Nella mia ricerca svolta tra febbraio e maggio 2001 a Ciudad de Guatemala, preceduta da una altro soggiorno avvenuto due anni prima, è racchiusa la mia esperienza, breve ma intensa, nelle "strade" di questo affascinante e difficile paese.
Ricordo ancora il mio primo incontro, avvenuto nel '99, con alcune ragazze e ragazzi di strada: sono entrata in una casetta di lamiera costruita in un parcheggio d'autobus...entrando ho visto alcuni di loro distesi in un grande letto, altri seduti inalando solvente, un ragazzo poco dopo ha cominciato ad intonare una canzone sul "nino de la calle"(bambino di strada) e le altre compagne e compagni lo hanno seguito...cullata dalle loro voci mi sono molto emozionata a sentirli così vicini reciprocamente.
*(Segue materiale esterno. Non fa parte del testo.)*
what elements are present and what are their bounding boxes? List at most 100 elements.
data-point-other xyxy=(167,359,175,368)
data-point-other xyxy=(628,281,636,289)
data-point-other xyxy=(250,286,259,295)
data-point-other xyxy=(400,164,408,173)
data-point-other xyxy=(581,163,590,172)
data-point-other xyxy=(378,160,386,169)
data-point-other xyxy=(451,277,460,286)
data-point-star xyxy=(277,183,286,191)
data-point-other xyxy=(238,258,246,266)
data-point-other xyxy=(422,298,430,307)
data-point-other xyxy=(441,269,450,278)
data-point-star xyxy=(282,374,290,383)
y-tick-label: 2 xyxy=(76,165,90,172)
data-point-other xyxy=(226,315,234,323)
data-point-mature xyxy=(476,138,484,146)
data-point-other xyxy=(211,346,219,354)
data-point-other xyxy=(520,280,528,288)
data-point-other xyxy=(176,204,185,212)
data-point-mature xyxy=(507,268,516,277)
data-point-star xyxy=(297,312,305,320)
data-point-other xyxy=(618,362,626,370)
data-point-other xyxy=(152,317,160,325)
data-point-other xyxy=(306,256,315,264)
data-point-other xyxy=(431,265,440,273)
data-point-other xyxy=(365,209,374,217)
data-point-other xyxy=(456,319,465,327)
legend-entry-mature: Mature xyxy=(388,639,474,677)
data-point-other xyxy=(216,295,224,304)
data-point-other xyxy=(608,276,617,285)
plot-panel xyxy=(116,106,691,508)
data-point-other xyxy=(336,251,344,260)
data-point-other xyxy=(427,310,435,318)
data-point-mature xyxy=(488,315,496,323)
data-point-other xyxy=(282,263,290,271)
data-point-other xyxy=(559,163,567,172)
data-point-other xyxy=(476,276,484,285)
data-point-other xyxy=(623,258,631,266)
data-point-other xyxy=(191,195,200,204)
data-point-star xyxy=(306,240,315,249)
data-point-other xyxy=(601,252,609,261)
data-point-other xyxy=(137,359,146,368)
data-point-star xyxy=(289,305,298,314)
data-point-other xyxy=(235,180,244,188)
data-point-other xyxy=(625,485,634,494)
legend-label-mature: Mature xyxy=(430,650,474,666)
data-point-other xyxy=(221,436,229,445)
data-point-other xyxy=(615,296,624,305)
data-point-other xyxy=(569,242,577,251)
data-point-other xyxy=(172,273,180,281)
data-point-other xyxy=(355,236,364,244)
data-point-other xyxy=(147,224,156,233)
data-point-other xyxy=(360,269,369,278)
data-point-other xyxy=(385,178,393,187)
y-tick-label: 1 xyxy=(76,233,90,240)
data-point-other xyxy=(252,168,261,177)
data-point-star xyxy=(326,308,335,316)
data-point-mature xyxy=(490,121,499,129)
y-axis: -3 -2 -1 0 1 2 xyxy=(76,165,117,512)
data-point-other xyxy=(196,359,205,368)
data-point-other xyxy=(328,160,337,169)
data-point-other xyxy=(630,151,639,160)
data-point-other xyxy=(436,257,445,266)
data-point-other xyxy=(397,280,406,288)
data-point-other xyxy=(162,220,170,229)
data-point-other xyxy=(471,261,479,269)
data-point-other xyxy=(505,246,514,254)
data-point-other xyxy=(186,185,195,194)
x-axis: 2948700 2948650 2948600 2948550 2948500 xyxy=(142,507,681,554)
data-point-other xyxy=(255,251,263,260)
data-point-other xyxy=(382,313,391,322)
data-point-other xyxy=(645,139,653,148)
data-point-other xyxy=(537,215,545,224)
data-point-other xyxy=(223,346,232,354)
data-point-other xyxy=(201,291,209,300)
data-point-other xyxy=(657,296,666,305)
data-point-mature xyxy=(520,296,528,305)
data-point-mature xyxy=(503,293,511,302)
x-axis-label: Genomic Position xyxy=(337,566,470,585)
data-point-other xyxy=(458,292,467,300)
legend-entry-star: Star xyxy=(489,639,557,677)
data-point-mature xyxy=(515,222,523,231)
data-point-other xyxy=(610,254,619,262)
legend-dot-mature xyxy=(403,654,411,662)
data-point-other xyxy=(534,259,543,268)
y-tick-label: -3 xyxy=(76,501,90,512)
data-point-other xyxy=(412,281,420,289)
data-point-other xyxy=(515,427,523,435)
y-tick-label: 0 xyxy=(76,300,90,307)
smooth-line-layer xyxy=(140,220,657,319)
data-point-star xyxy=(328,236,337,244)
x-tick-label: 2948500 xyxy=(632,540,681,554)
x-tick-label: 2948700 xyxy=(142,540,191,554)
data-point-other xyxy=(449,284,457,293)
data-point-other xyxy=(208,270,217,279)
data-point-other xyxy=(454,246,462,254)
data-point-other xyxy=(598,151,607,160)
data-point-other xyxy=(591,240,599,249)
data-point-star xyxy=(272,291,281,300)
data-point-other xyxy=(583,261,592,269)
Questa forte immagine di una banda di strada mi ha fatto riflettere su come questi gruppi si compongono e si organizzano, sulle funzioni e sul ruolo che un gruppo può assumere per una persona che vive in strada.
Ho ripensato alla vita di ognuna di queste ragazze e ragazzi, alla loro infanzia carica di vuoti affettivi e sofferenza, ho cominciato a chiedermi se chissà, quel gruppo, quella banda, oltre ad assolvere molte delle funzioni di un gruppo di pari d'adolescenti "comuni" (ho utilizzato quest'ultima espressione poco felice soltanto per differenziare con chiarezza i due diversi tipi di aggregazione giovanile) avrebbe potuto assumere il ruolo di una madre accogliente, di un padre protettivo, di un fratello o una sorella con cui giocare e confrontarsi, insomma se in un certo senso avrebbe potuto significare "famiglia". Dai primi contatti con ragazze e ragazzi di strada ho percepito quanta energia possiede una banda, infatti quest'ultima con impeto dà voce ai propri giovani membri, i quali simbolicamente gridano: "NOI ESISTIAMO! NOI CI SIAMO!". Nonostante vivano tra le "pieghe" di una società opulenta e caotica, bambine, bambini e giovani di strada formano dei gruppi lottando fino alla fine per sopravvivere, uniti, in nome di una libertà continuamente messa in pericolo.
Dunque gruppo come famiglia ma anche come entità atavica, sempre esistita nella storia umana e animale, tale entità protegge il singolo e "autoconserva", combatte per continuare ad esistere.
In questo senso tali tipi di aggregazioni creano una sottocultura antagonista al sistema sociale, utilizzano una propria morale e delle norme etiche a sè stanti, tale aspetto potrebbe ricordare una delle funzioni principali dei gruppi di adolescenti "comuni": raggiungere uno status autonomo dal mondo degli adulti organizzando una sottocultura a parte.
In realtà bambine, bambini e giovani di strada raggiungono la completa autonomia dagli adulti nel momento stesso in cui scelgono di vivere lontani dalle rispettive famiglie d'origine, dunque il gruppo non serve ad ottenere uno status autonomo ma le sue principali funzioni sono connesse all'istinto di sopravvivenza e dunque a primari bisogni emotivi e materiali.
Durante la stesura del lavoro ho definito tali gruppi "anarchici" nel senso che non esiste al loro interno una rigida struttura gerarchica e non vi è la presenza di un'autorità esterna. E' bene però sottolineare che è sempre visibile la presenza di un leader di gruppo, questa persona rappresenta molto spesso una guida per le altre compagne e gli altri compagni, solitamente è un veterano della strada ed influenza il gruppo non attraverso l'autorità bensì con la lunga esperinza di vita in strada, con la forza, la generosità nei confronti del gruppo ed il carisma.
Spinta dal desiderio di tornare in Guatemala ho pensato di "utilizzare" la mia tesi per conoscere più a fondo la vita di strada che è fondamentalmente una vita di gruppo.